Friday, Aug. 16, 1963
Frolic in Motion
Abstraction in art seemed to reach some sort of apogee when Kasimir Malevich painted White on White. But Paul Taylor, an avant-garde dancer, may have topped that ploy by choreographing stillness: he once fashioned a dance called Duet in which a cocktail-party couple stood stock still for four minutes. He has composed dances to the sound of rain, and he has taken a collection of human postures and set them to the chant of the telephone operator -- "At the tone the time will be . . ." The whole thing lasted 20 minutes, longer than a good many of the audience.
But few, if any, thought of leaving Manhattan's Philharmonic Hall when the Paul Taylor Dance Company made its debut there last week before a near capacity house.

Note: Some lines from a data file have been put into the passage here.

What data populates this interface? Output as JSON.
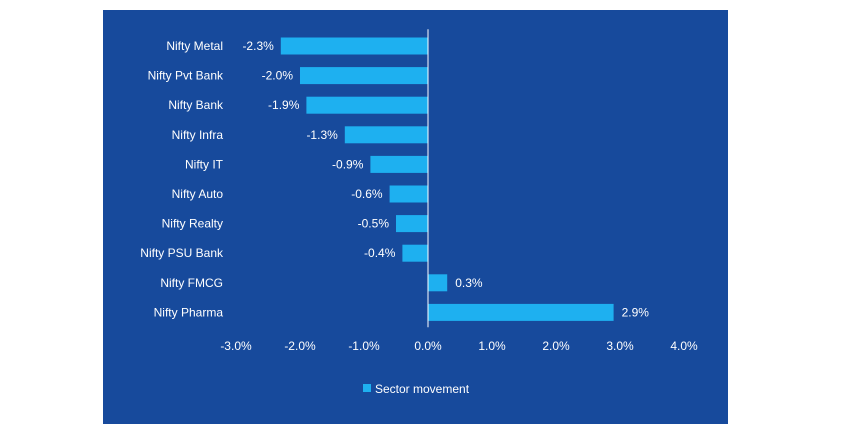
{
  "colors": {
    "panel_background": "#174a9c",
    "bar": "#1eb0f0",
    "axis": "#ffffff",
    "text": "#ffffff"
  },
  "chart_data": {
    "type": "bar",
    "orientation": "horizontal",
    "categories": [
      "Nifty Metal",
      "Nifty Pvt Bank",
      "Nifty Bank",
      "Nifty Infra",
      "Nifty IT",
      "Nifty Auto",
      "Nifty Realty",
      "Nifty PSU Bank",
      "Nifty FMCG",
      "Nifty Pharma"
    ],
    "series": [
      {
        "name": "Sector movement",
        "values": [
          -2.3,
          -2.0,
          -1.9,
          -1.3,
          -0.9,
          -0.6,
          -0.5,
          -0.4,
          0.3,
          2.9
        ],
        "labels": [
          "-2.3%",
          "-2.0%",
          "-1.9%",
          "-1.3%",
          "-0.9%",
          "-0.6%",
          "-0.5%",
          "-0.4%",
          "0.3%",
          "2.9%"
        ]
      }
    ],
    "xlim": [
      -3.0,
      4.0
    ],
    "xticks": [
      -3.0,
      -2.0,
      -1.0,
      0.0,
      1.0,
      2.0,
      3.0,
      4.0
    ],
    "xtick_labels": [
      "-3.0%",
      "-2.0%",
      "-1.0%",
      "0.0%",
      "1.0%",
      "2.0%",
      "3.0%",
      "4.0%"
    ],
    "title": "",
    "xlabel": "",
    "ylabel": "",
    "grid": false,
    "legend_position": "bottom"
  }
}
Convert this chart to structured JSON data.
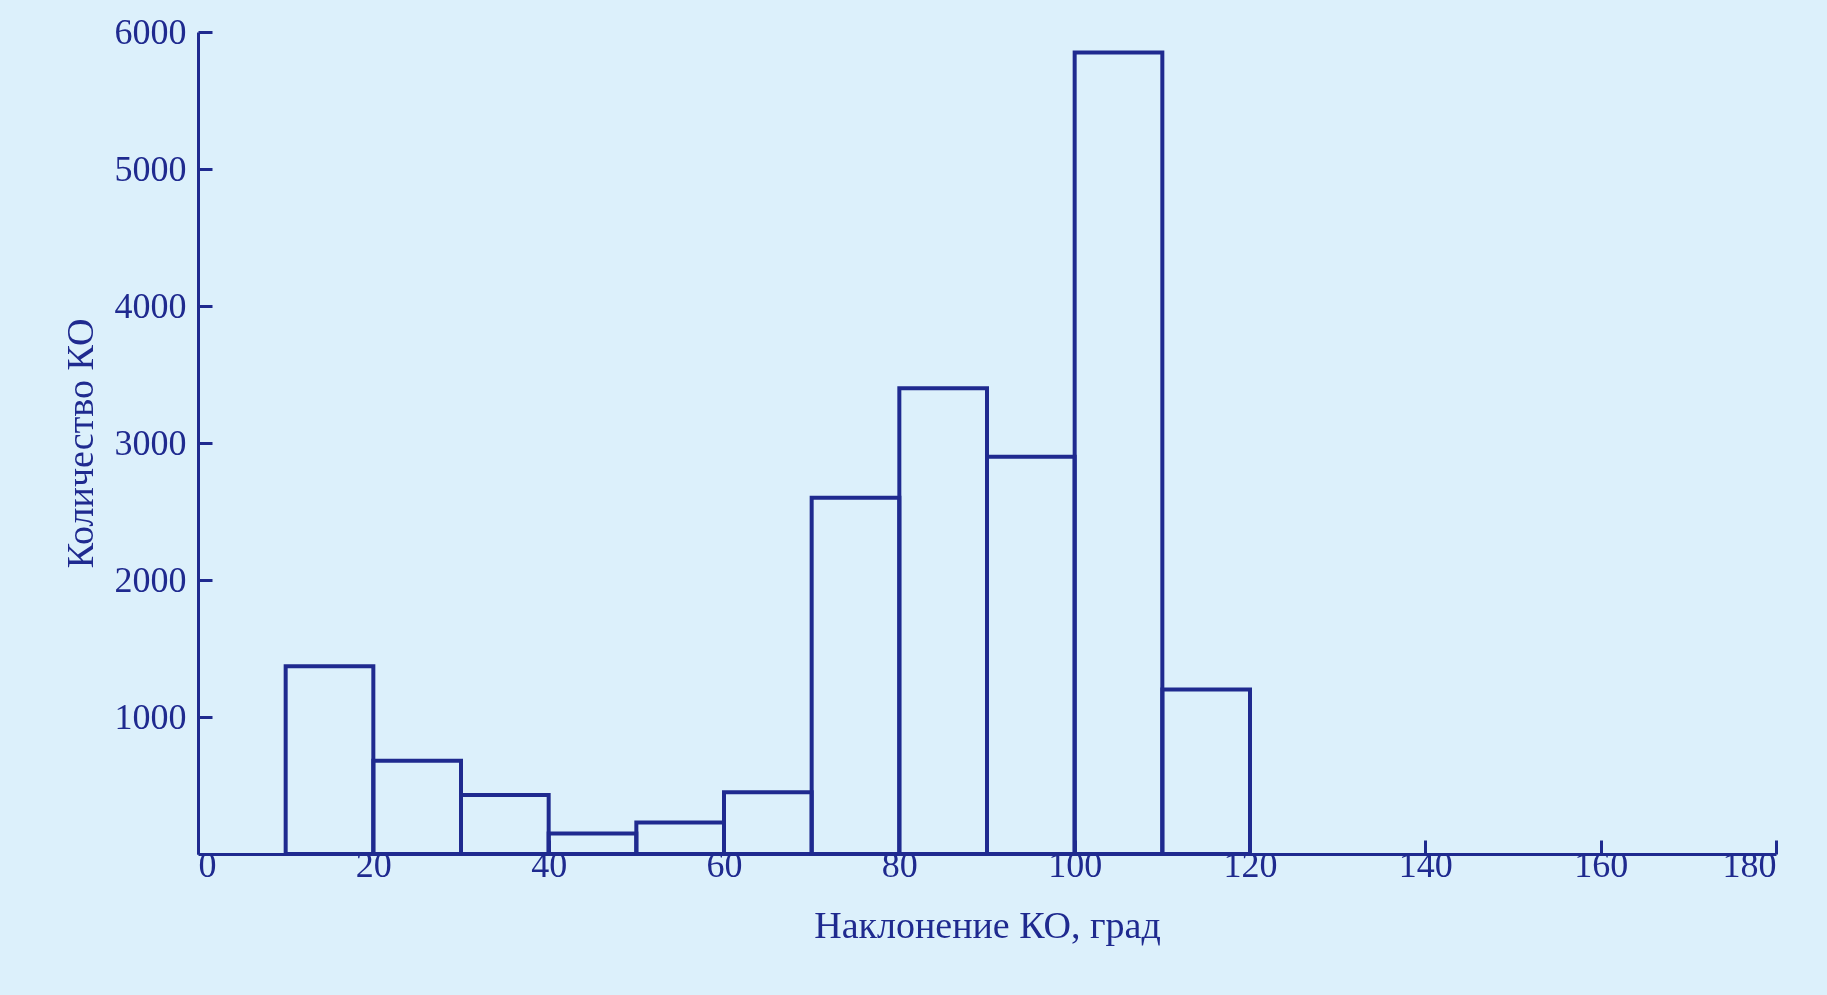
{
  "chart_data": {
    "type": "histogram",
    "xlabel": "Наклонение КО, град",
    "ylabel": "Количество КО",
    "bins": [
      10,
      20,
      30,
      40,
      50,
      60,
      70,
      80,
      90,
      100,
      110,
      120
    ],
    "values": [
      1370,
      680,
      430,
      150,
      230,
      450,
      2600,
      3400,
      2900,
      5850,
      1200
    ],
    "color": "#1f2a8f",
    "xlim": [
      0,
      180
    ],
    "xticks": [
      0,
      20,
      40,
      60,
      80,
      100,
      120,
      140,
      160,
      180
    ],
    "ylim": [
      0,
      6000
    ],
    "yticks": [
      1000,
      2000,
      3000,
      4000,
      5000,
      6000
    ],
    "grid": false
  }
}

Taylor and his troupe set out to be cozily charming rather than abstractly far-out. The result was atypical Taylor, an airy dance frolic as pleasantly unpretentious as a gambol on the green.
In Aureole, the dancers are all in white, stark against a backdrop lighting of limpid Mediterranean blue. Taylor, a blond, blue-eyed matinee idol, looks as if he could double as a circus strongman, and the trio of girls accompanying him are Nereids in semidiaphanous slips. The dancers move like sails on a summer sea, now lazing, now racing, sometimes capsizing, then righting themselves as they catch each new breeze of improvisation. There is no story line whatever, but the mood is as artless as love.
Piece Period, the troupe's second number, is a tart, witty spoof of people and places, Italian, Spanish, French, English, German. In one of its six segments, Dos, an adventure-bent minx, appears in a saucy blue corselet with a black lace fringe. She is hounded, and eventually grounded, by twin Mrs. Grundys in black mantillas who shadow her every move on angry little sandpiper feet, then go skittering triumphantly off, presumably to tell the neighbors all about it.
Although he studied with Martha Graham, the doyenne of modern dance in which story line is endemic, Taylor now leans toward the avantgarde, which argues that dance alone is the proper subject of dance. Its credo: the motion is the meaning. When Taylor takes a few liberties with this dogma, it makes for fine summery fun.